A Summary of the B+D Reading for Week 7.

Defective Property

This is concerned with harm which has been caused to the P's property by the impact thereon of the effect of the D's negligent act or omission, rending the property of less worth than it had previously. Rather strangely, the courts have dealt differently with chattels as opposed to the treatment of buildings. Hence they are discussed separately below.


In both Aus and NZ, if a chattel purchased by the P is found to have been defectively manufactured, and thereby causes financial harm, compensation for that loss or damage may be claimed directly against the manufacturer or importer, under either Div 2A of Pt V of the Trade Practices Act 1974 (Cth) or PT III of the Consumer Guarantees Act 1993 (NZ).

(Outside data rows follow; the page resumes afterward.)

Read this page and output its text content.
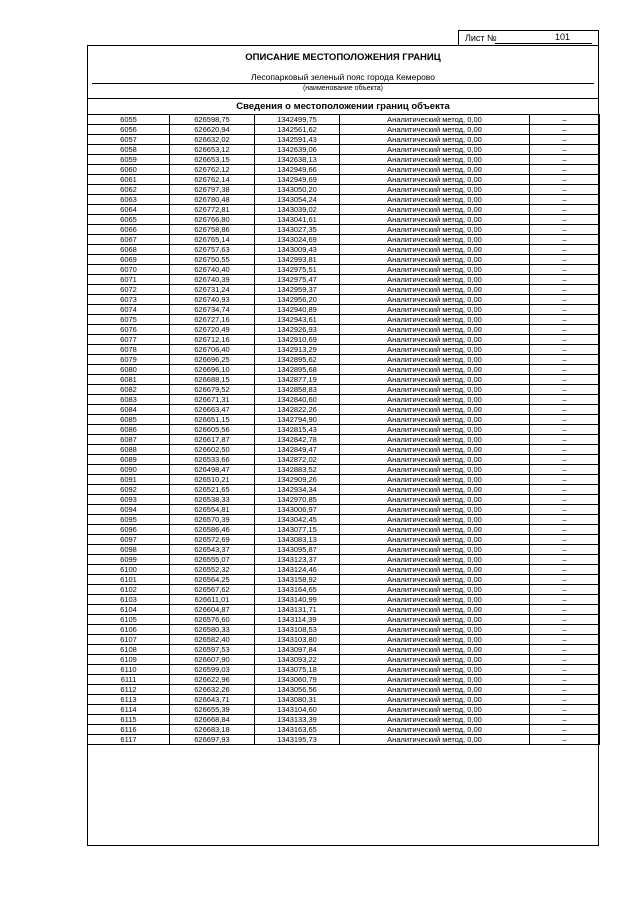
Лист №	101
ОПИСАНИЕ МЕСТОПОЛОЖЕНИЯ ГРАНИЦ
Лесопарковый зеленый пояс города Кемерово
(наименование объекта)
Сведения о местоположении границ объекта
6055	626598,75	1342499,75	Аналитический метод, 0,00	–
6056	626620,94	1342561,62	Аналитический метод, 0,00	–
6057	626632,02	1342591,43	Аналитический метод, 0,00	–
6058	626653,12	1342639,06	Аналитический метод, 0,00	–
6059	626653,15	1342638,13	Аналитический метод, 0,00	–
6060	626762,12	1342949,66	Аналитический метод, 0,00	–
6061	626762,14	1342949,69	Аналитический метод, 0,00	–
6062	626797,38	1343050,20	Аналитический метод, 0,00	–
6063	626780,48	1343054,24	Аналитический метод, 0,00	–
6064	626772,81	1343039,02	Аналитический метод, 0,00	–
6065	626766,80	1343041,61	Аналитический метод, 0,00	–
6066	626758,86	1343027,35	Аналитический метод, 0,00	–
6067	626765,14	1343024,69	Аналитический метод, 0,00	–
6068	626757,63	1343009,43	Аналитический метод, 0,00	–
6069	626750,55	1342993,81	Аналитический метод, 0,00	–
6070	626740,40	1342975,51	Аналитический метод, 0,00	–
6071	626740,39	1342975,47	Аналитический метод, 0,00	–
6072	626731,24	1342959,37	Аналитический метод, 0,00	–
6073	626740,93	1342956,20	Аналитический метод, 0,00	–
6074	626734,74	1342940,89	Аналитический метод, 0,00	–
6075	626727,16	1342943,61	Аналитический метод, 0,00	–
6076	626720,49	1342926,93	Аналитический метод, 0,00	–
6077	626712,16	1342910,69	Аналитический метод, 0,00	–
6078	626706,40	1342913,29	Аналитический метод, 0,00	–
6079	626696,25	1342895,62	Аналитический метод, 0,00	–
6080	626696,10	1342895,68	Аналитический метод, 0,00	–
6081	626688,15	1342877,19	Аналитический метод, 0,00	–
6082	626679,52	1342858,83	Аналитический метод, 0,00	–
6083	626671,31	1342840,60	Аналитический метод, 0,00	–
6084	626663,47	1342822,26	Аналитический метод, 0,00	–
6085	626651,15	1342794,90	Аналитический метод, 0,00	–
6086	626605,56	1342815,43	Аналитический метод, 0,00	–
6087	626617,87	1342842,78	Аналитический метод, 0,00	–
6088	626602,50	1342849,47	Аналитический метод, 0,00	–
6089	626533,66	1342872,02	Аналитический метод, 0,00	–
6090	626498,47	1342883,52	Аналитический метод, 0,00	–
6091	626510,21	1342909,26	Аналитический метод, 0,00	–
6092	626521,65	1342934,34	Аналитический метод, 0,00	–
6093	626538,33	1342970,85	Аналитический метод, 0,00	–
6094	626554,81	1343006,97	Аналитический метод, 0,00	–
6095	626570,39	1343042,45	Аналитический метод, 0,00	–
6096	626586,46	1343077,15	Аналитический метод, 0,00	–
6097	626572,69	1343083,13	Аналитический метод, 0,00	–
6098	626543,37	1343095,87	Аналитический метод, 0,00	–
6099	626555,07	1343123,37	Аналитический метод, 0,00	–
6100	626552,32	1343124,46	Аналитический метод, 0,00	–
6101	626564,25	1343158,92	Аналитический метод, 0,00	–
6102	626567,62	1343164,65	Аналитический метод, 0,00	–
6103	626611,01	1343140,99	Аналитический метод, 0,00	–
6104	626604,87	1343131,71	Аналитический метод, 0,00	–
6105	626576,60	1343114,39	Аналитический метод, 0,00	–
6106	626580,33	1343108,53	Аналитический метод, 0,00	–
6107	626582,40	1343103,80	Аналитический метод, 0,00	–
6108	626597,53	1343097,84	Аналитический метод, 0,00	–
6109	626607,90	1343093,22	Аналитический метод, 0,00	–
6110	626599,03	1343075,18	Аналитический метод, 0,00	–
6111	626622,96	1343060,79	Аналитический метод, 0,00	–
6112	626632,26	1343056,56	Аналитический метод, 0,00	–
6113	626643,71	1343080,31	Аналитический метод, 0,00	–
6114	626655,39	1343104,60	Аналитический метод, 0,00	–
6115	626668,84	1343133,39	Аналитический метод, 0,00	–
6116	626683,18	1343163,65	Аналитический метод, 0,00	–
6117	626697,93	1343195,73	Аналитический метод, 0,00	–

The P need only show that the goods are not of an acceptable quality and the manufacturer may be liable, despite having taken all reasonable care. But if these statutory provisions are not applicable, it is unlikely that a manufacturer of chattels would owe a duty of care to a consumer with respect to purely financial harm suffered as a result of a defective manufacture.


If it is a building which is discovered to have been constructed defectively, the person who owns the structure at the time the defect comes to light may, in many circumstances recover the diminution in value caused by the discovery of that defect from at least some of the parties involved in the original construction.
This is only in NZ and Aus only, not the UK.

Liability for a defective building is based on a variety of factors

  • Reliance by the P on the D's skill
  • Acceptance by the D that such reliance will be reposed in his or her skill
  • Vulnerability of the P to the harm

To ascertain who may be liable, it is sufficient to consider those on whom the current owner may have relied, and whether they had assumed that responsibility.

Builder, engineer and architect

A professional builder owes a DOC in relation to latent structural defects to whoever should happen to own the house at the time the defects are discovered. It is also clear that an engineer, architect or other professional person engaged by the builder in the construction process with owe a DOC to the person who owns the building when any defect comes to light.

The only matter about which some doubt persists is whether the DOC by a builder, engineer or architect is affected by any terms of limitation or exclusion in the contract which any of them had with the original owner.
Although the issue has not been the subject of a decision yet, it appears that while such a contract could not affect the existence of a DOC to the subsequent purchaser, it would be relevant in determining what standard was to be expected of the builder, engineer or architect.

Local Authority

There is considerable doubt (in Aus) whether a local authority owes a DOC to the subsequent purchaser of a domestic dwelling to take care in carrying out inspections of the structure while it is in the process of construction. If there is no assumption of responsibility by the local body, one of the essential elements of a DOC to the subsequent owners of a building is missing.


While a subsequent owner may well be able to demonstrate the necessary reliance and assumption of responsibility, it is improbable that the original owner would be able to prove those twin elements of a DOC.